Word is actually a catch-all parser, and a thing to avoid as better parsers
come it. I will soon make sure it will be tried as the last one. An email
parsers seems to make a lot of sense. And probably a "alpha" parser, which
takes a-zA-Z only. The bottom line is that the more precise, the better.

On the other hand, David's comments on regexpes was very interesting.

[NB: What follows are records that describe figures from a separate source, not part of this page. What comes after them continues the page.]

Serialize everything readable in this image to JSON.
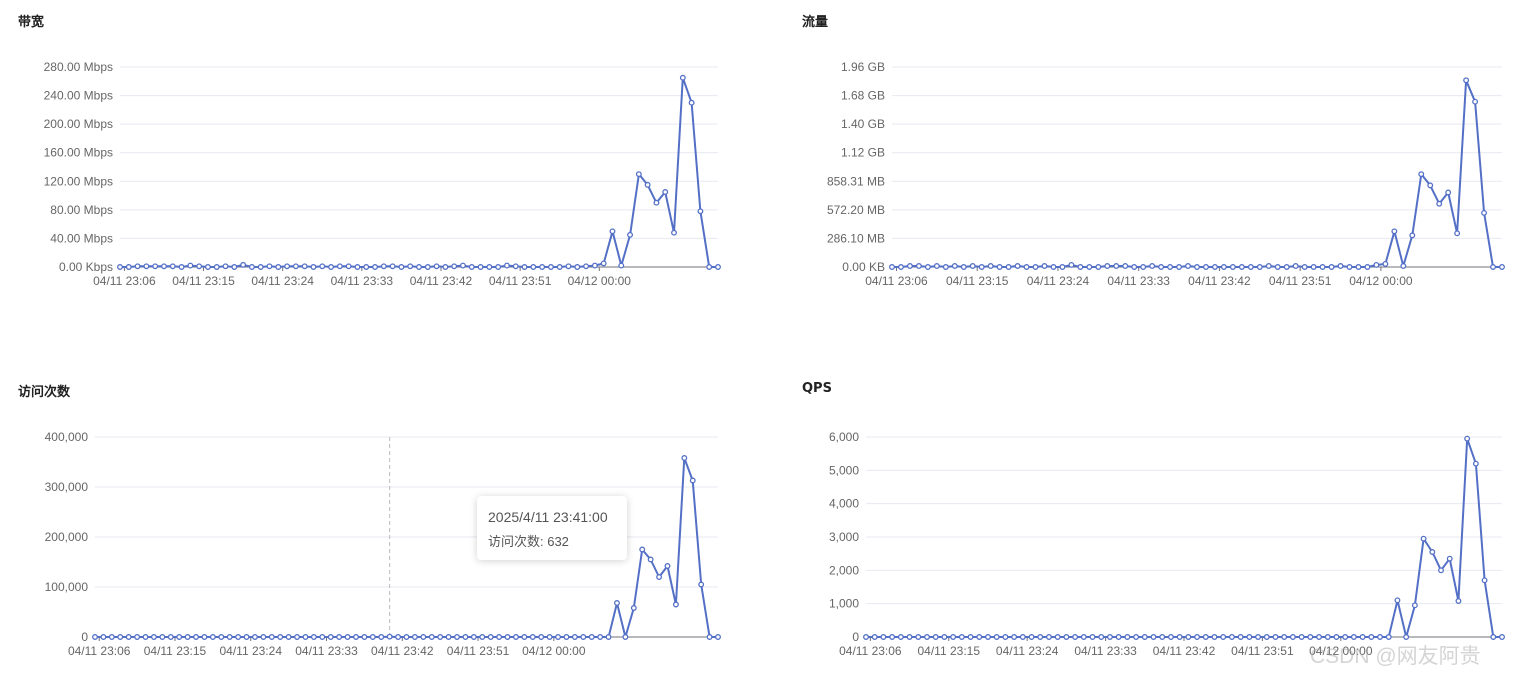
{
  "page": {
    "watermark": "CSDN @网友阿贵",
    "colors": {
      "line": "#5470c6",
      "grid": "#e6e9f0",
      "axis": "#6e7079",
      "pointer": "#bbbbbb"
    }
  },
  "tooltip": {
    "time": "2025/4/11 23:41:00",
    "label": "访问次数: 632"
  },
  "chart_data": [
    {
      "type": "line",
      "title": "带宽",
      "grid": true,
      "ylim": [
        0,
        280
      ],
      "yticks": [
        "0.00 Kbps",
        "40.00 Mbps",
        "80.00 Mbps",
        "120.00 Mbps",
        "160.00 Mbps",
        "200.00 Mbps",
        "240.00 Mbps",
        "280.00 Mbps"
      ],
      "xticks": [
        "04/11 23:06",
        "04/11 23:15",
        "04/11 23:24",
        "04/11 23:33",
        "04/11 23:42",
        "04/11 23:51",
        "04/12 00:00"
      ],
      "x_start_minute": 0,
      "values": [
        0,
        0,
        1,
        1,
        1,
        1,
        1,
        0,
        2,
        1,
        0,
        0,
        1,
        0,
        3,
        0,
        0,
        1,
        0,
        1,
        1,
        1,
        0,
        1,
        0,
        1,
        1,
        0,
        0,
        0,
        1,
        1,
        0,
        1,
        0,
        0,
        1,
        0,
        1,
        2,
        0,
        0,
        0,
        0,
        2,
        1,
        0,
        0,
        0,
        0,
        0,
        1,
        0,
        1,
        2,
        5,
        50,
        2,
        45,
        130,
        115,
        90,
        105,
        48,
        265,
        230,
        78,
        0,
        0
      ]
    },
    {
      "type": "line",
      "title": "流量",
      "grid": true,
      "ylim": [
        0,
        1.96
      ],
      "yticks": [
        "0.00 KB",
        "286.10 MB",
        "572.20 MB",
        "858.31 MB",
        "1.12 GB",
        "1.40 GB",
        "1.68 GB",
        "1.96 GB"
      ],
      "xticks": [
        "04/11 23:06",
        "04/11 23:15",
        "04/11 23:24",
        "04/11 23:33",
        "04/11 23:42",
        "04/11 23:51",
        "04/12 00:00"
      ],
      "values": [
        0,
        0,
        0.01,
        0.01,
        0,
        0.01,
        0,
        0.01,
        0,
        0.01,
        0,
        0.01,
        0,
        0,
        0.01,
        0,
        0,
        0.01,
        0,
        0,
        0.02,
        0,
        0,
        0,
        0.01,
        0.01,
        0.01,
        0,
        0,
        0.01,
        0,
        0,
        0,
        0.01,
        0,
        0,
        0,
        0,
        0,
        0,
        0,
        0,
        0.01,
        0,
        0,
        0.01,
        0,
        0,
        0,
        0,
        0.01,
        0,
        0,
        0,
        0.02,
        0.03,
        0.35,
        0.01,
        0.31,
        0.91,
        0.8,
        0.62,
        0.73,
        0.33,
        1.83,
        1.62,
        0.53,
        0,
        0
      ]
    },
    {
      "type": "line",
      "title": "访问次数",
      "grid": true,
      "ylim": [
        0,
        400000
      ],
      "yticks": [
        "0",
        "100,000",
        "200,000",
        "300,000",
        "400,000"
      ],
      "xticks": [
        "04/11 23:06",
        "04/11 23:15",
        "04/11 23:24",
        "04/11 23:33",
        "04/11 23:42",
        "04/11 23:51",
        "04/12 00:00"
      ],
      "pointer_x": "04/11 23:41",
      "values": [
        0,
        0,
        0,
        0,
        0,
        0,
        0,
        0,
        0,
        0,
        0,
        0,
        0,
        0,
        0,
        0,
        0,
        0,
        0,
        0,
        0,
        0,
        0,
        0,
        0,
        0,
        0,
        0,
        0,
        0,
        0,
        0,
        0,
        0,
        0,
        632,
        0,
        0,
        0,
        0,
        0,
        0,
        0,
        0,
        0,
        0,
        0,
        0,
        0,
        0,
        0,
        0,
        0,
        0,
        0,
        0,
        0,
        0,
        0,
        0,
        0,
        0,
        68000,
        0,
        58000,
        175000,
        155000,
        120000,
        142000,
        65000,
        358000,
        313000,
        105000,
        0,
        0
      ]
    },
    {
      "type": "line",
      "title": "QPS",
      "grid": true,
      "ylim": [
        0,
        6000
      ],
      "yticks": [
        "0",
        "1,000",
        "2,000",
        "3,000",
        "4,000",
        "5,000",
        "6,000"
      ],
      "xticks": [
        "04/11 23:06",
        "04/11 23:15",
        "04/11 23:24",
        "04/11 23:33",
        "04/11 23:42",
        "04/11 23:51",
        "04/12 00:00"
      ],
      "values": [
        0,
        0,
        0,
        0,
        0,
        0,
        0,
        0,
        0,
        0,
        0,
        0,
        0,
        0,
        0,
        0,
        0,
        0,
        0,
        0,
        0,
        0,
        0,
        0,
        0,
        0,
        0,
        0,
        0,
        0,
        0,
        0,
        0,
        0,
        0,
        0,
        0,
        0,
        0,
        0,
        0,
        0,
        0,
        0,
        0,
        0,
        0,
        0,
        0,
        0,
        0,
        0,
        0,
        0,
        0,
        0,
        0,
        0,
        0,
        0,
        0,
        1100,
        0,
        950,
        2950,
        2550,
        2000,
        2350,
        1080,
        5950,
        5200,
        1700,
        0,
        0
      ]
    }
  ]
}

Regexpes are compiled to DFAs (deterministic finite automatons). Executing
the DFA takes some time. Executing many of them takes *a lot* of time. In
liblognorm, I combine all of those rules into a single DFA, thus it is much
quicker. But it may be possible to use the "regular" regexp logic and compile
many regexpes into a single DFA (liblognorms parse tree) and gain ease of use
of regexpes plus the speed of liblognorm. But this for sure sound like a very
challenging effort...

Rainer

> -----Original Message-----
> From: lognorm-bounces at lists.adiscon.com [mailto:lognorm-
> bounces at lists.adiscon.com] On Behalf Of Champ Clark III [Softwink]

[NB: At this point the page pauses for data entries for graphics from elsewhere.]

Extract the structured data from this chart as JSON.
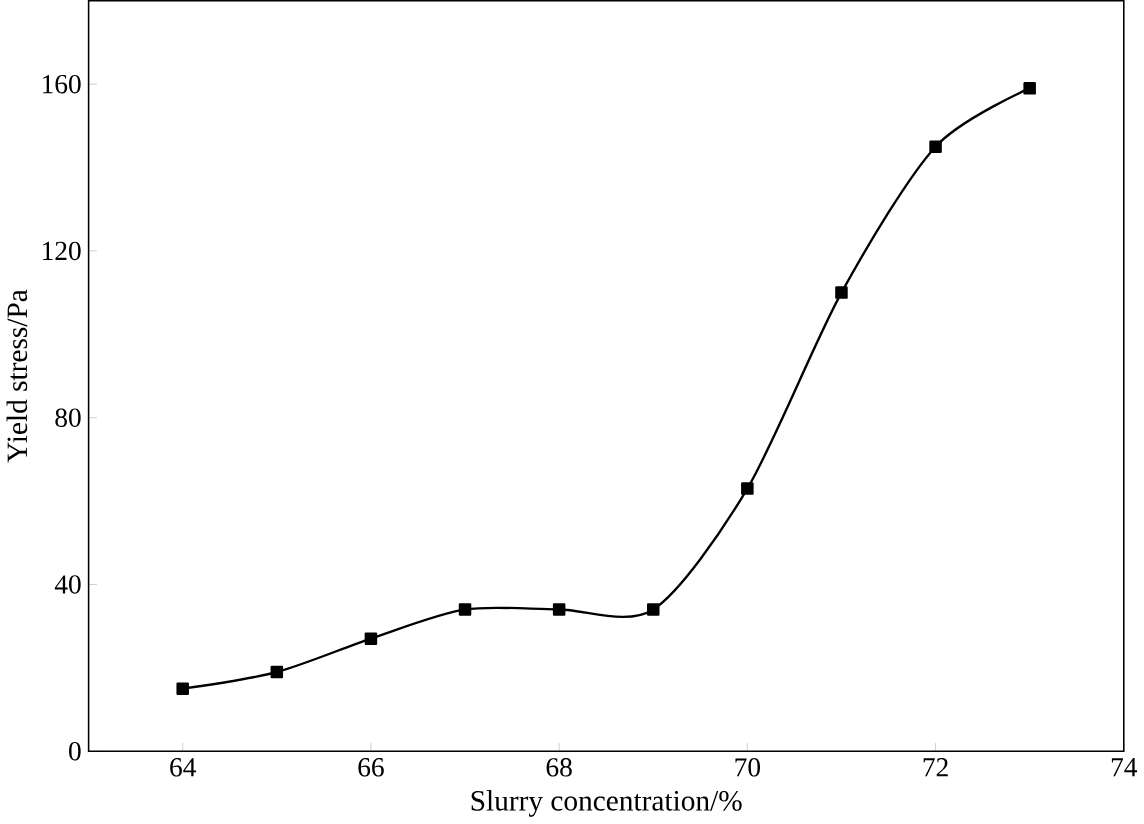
{
  "chart_data": {
    "type": "line",
    "xlabel": "Slurry concentration/%",
    "ylabel": "Yield stress/Pa",
    "x": [
      64,
      65,
      66,
      67,
      68,
      69,
      70,
      71,
      72,
      73
    ],
    "series": [
      {
        "color": "#000000",
        "values": [
          15,
          19,
          27,
          34,
          34,
          34,
          63,
          110,
          145,
          159
        ]
      }
    ],
    "marker": "square",
    "line_style": "solid",
    "xlim": [
      63,
      74
    ],
    "xticks": [
      64,
      66,
      68,
      70,
      72,
      74
    ],
    "ylim": [
      0,
      180
    ],
    "yticks": [
      0,
      40,
      80,
      120,
      160
    ]
  }
}
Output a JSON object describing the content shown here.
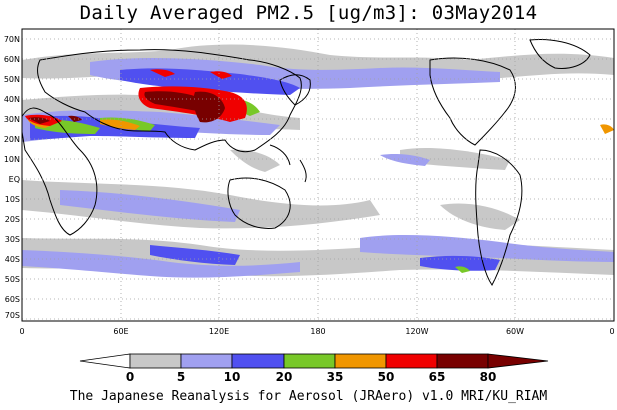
{
  "title": "Daily Averaged PM2.5 [ug/m3]: 03May2014",
  "footer": "The Japanese Reanalysis for Aerosol (JRAero) v1.0 MRI/KU_RIAM",
  "map": {
    "projection": "equirectangular",
    "lon_range": [
      0,
      360
    ],
    "lat_range": [
      -75,
      75
    ],
    "grid": "dotted",
    "lat_labels": [
      "70N",
      "60N",
      "50N",
      "40N",
      "30N",
      "20N",
      "10N",
      "EQ",
      "10S",
      "20S",
      "30S",
      "40S",
      "50S",
      "60S",
      "70S"
    ],
    "lon_labels": [
      "0",
      "60E",
      "120E",
      "180",
      "120W",
      "60W",
      "0"
    ]
  },
  "colorbar": {
    "levels": [
      "0",
      "5",
      "10",
      "20",
      "35",
      "50",
      "65",
      "80"
    ],
    "colors": [
      "#ffffff",
      "#c8c8c8",
      "#a0a0f0",
      "#5050f0",
      "#78c828",
      "#f09600",
      "#f00000",
      "#780000"
    ]
  },
  "colors": {
    "land_outline": "#000000",
    "grid": "#a0a0a0"
  }
}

> Sent: Thursday, January 20, 2011 4:15 PM
> To: lognorm at lists.adiscon.com
> Subject: [Lognorm] Thought about %word%
> 
> 
> 	Hello,
> 
> 	The other day I was working on some Sendmail rules (doing some
> testing) and I noticed something about the %field:word%.  Here's a
> quick example:
> 
> arg1=<bob at example.com>
> 
> 	What I'd planned on doing was:
> 
> arg1=<%email:word%>
> 
> 	But that obviously won't work.  In the end,  you end up grabbing
> the entire line (due to spaces).  Perhaps %word% should not _just_
> grab between spacing,  but any non-alpha/numberic.  This might lead
> into
> other problem.  For example,  %word% still wouldn't work due to the
> "@".  Or,  maybe it's a bad idea all the way around.  Perhaps a preset
> of defined delimiters ( < > [ ] (space) = , ) ?
> 
> --
>         Champ Clark III | Softwink, Inc | 800-538-9357 x 101
>                      http://www.softwink.com
> 
> GPG Key ID: 58A2A58F
> Key fingerprint = 7734 2A1C 007D 581E BDF7  6AD5 0F1F 655F 58A2 A58F
> If it wasn't for C, we'd be using BASI, PASAL and OBOL.